Friday, May 03, 2013

The Second Time Around...

I can't help but feel that we've been here before.  Whilst enduring all the political pundits and alleged experts on TV and in the papers pontificating about the significance of UKIP's relatively good showing in the local council elections, I was inevitably reminded of the furore and hype that surrounded the sudden and spectacular rise of the SDP in the eighties.  Like UKIP, the Social Democrats made headlines with their by-election results, pushing the votes of the established parties down.  Like UKIP today, the experts were busy speculating that the SDP had 'broken the mould' of British politics, that they had tapped into a deep dissatisfaction with conventional politics on the part of the electorate.  Also, just like UKIP now, they were all telling us how the SDP had brought into politics people who had never previously been involved or interested in politics.  But, of course, the SDP never managed to make that crucial breakthrough at a general election.  Their radicalism blunted by an ill-advised alliance with the Liberal Party, they lost their by-election gains and, weakened, were eventually forced to amalgamate with the Liberals to form today's Liberal Democrats.  Mind you, as the Lib Dems are currently in 'power', propping up our current extreme right-wing Tory government, I suppose you could say that, in the long term, the SDP were a success.

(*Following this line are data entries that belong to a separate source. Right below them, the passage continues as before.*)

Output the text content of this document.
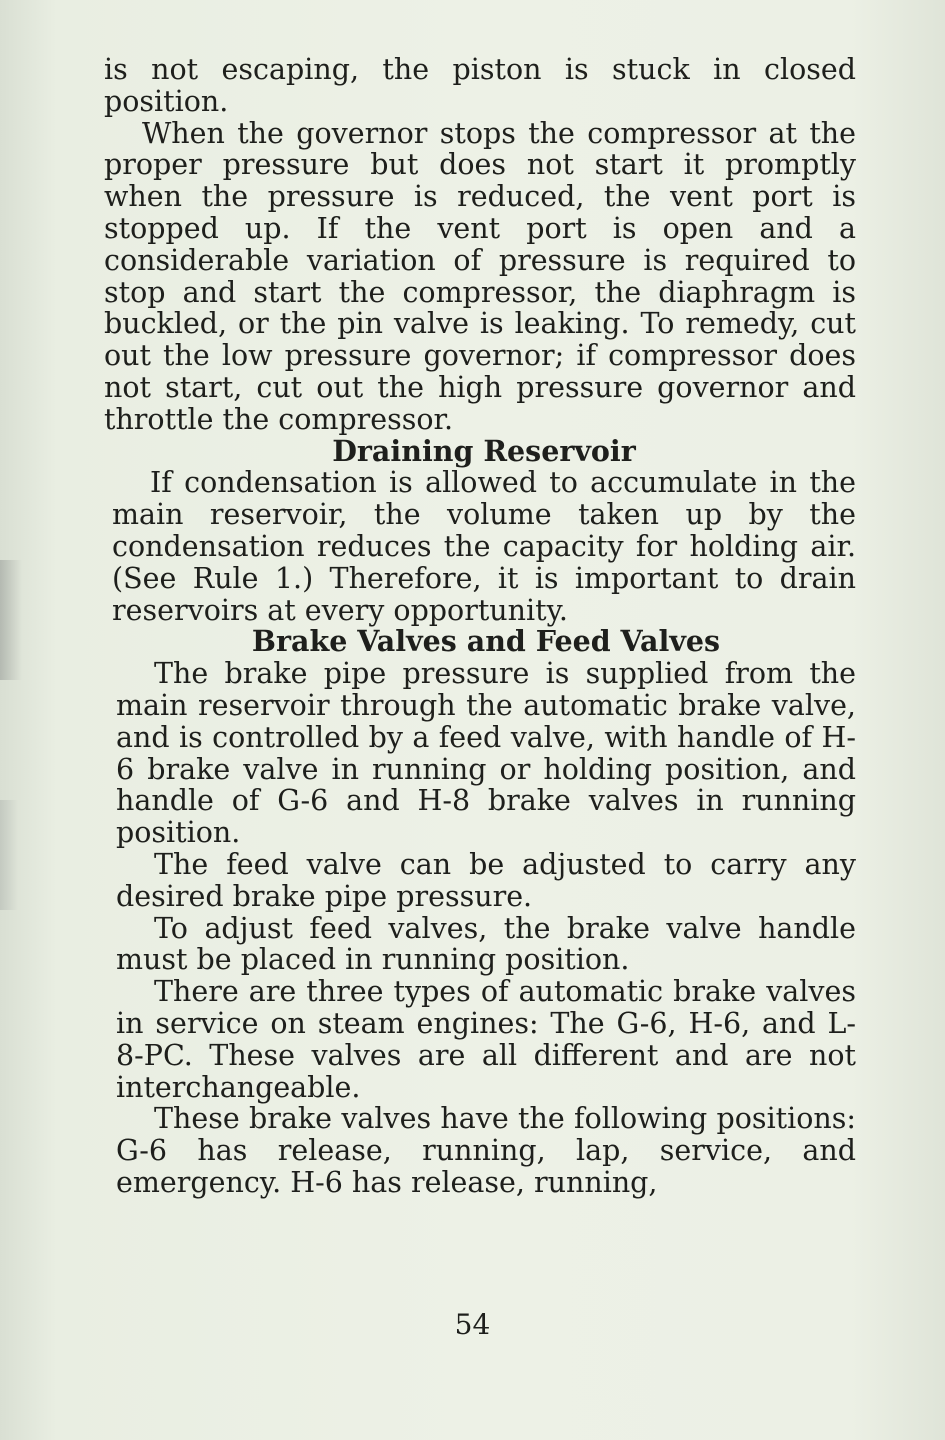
is not escaping, the piston is stuck in closed position.

When the governor stops the compressor at the proper pressure but does not start it promptly when the pressure is reduced, the vent port is stopped up. If the vent port is open and a considerable variation of pressure is required to stop and start the compressor, the diaphragm is buckled, or the pin valve is leaking. To remedy, cut out the low pressure governor; if compressor does not start, cut out the high pressure governor and throttle the compressor.

Draining Reservoir

If condensation is allowed to accumulate in the main reservoir, the volume taken up by the condensation reduces the capacity for holding air. (See Rule 1.) Therefore, it is important to drain reservoirs at every opportunity.

Brake Valves and Feed Valves

The brake pipe pressure is supplied from the main reservoir through the automatic brake valve, and is controlled by a feed valve, with handle of H-6 brake valve in running or holding position, and handle of G-6 and H-8 brake valves in running position.

The feed valve can be adjusted to carry any desired brake pipe pressure.

To adjust feed valves, the brake valve handle must be placed in running position.

There are three types of automatic brake valves in service on steam engines: The G-6, H-6, and L-8-PC. These valves are all different and are not interchangeable.

These brake valves have the following positions: G-6 has release, running, lap, service, and emergency. H-6 has release, running,

54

But maybe history won't repeat itself.  After all, there can be little comparison between UKIP and the SDP: one is effectively one-issue reactionary Little Englander bastion, a sort on BNP for the middle classes, whilst the other was a serious political party with a wide range of fully formed and thought out policies.  Moreover, whilst the SDP could boast of having some of the UK's leading left of centre politicians in its ranks, UKIP's ranks seem to be made up of the detritus of various other dubious right-wing pressure groups like the aforementioned BNP and the EDL.  Indeed, UKIP's council candidates here in Crapchester were a typically rum bunch of highly dubious local 'characters', many well known for running dodgy businesses.  Just the sort of people you'd want representing you at any level of government, eh?  In fact, I was just watching my local BBC news update and there was a story about a UKIP candidate who had been elected as a County Councillor, despite not having bothered to campaign or attend the count.  I don't know who is more despicable in this case - the candidate who has such contempt for the democratic process and electorate that he can't be bothered either to participate or speak to voters, or the idiots who are prepared to vote for someone who clearly despises them so much.  It's things like that which really depress me.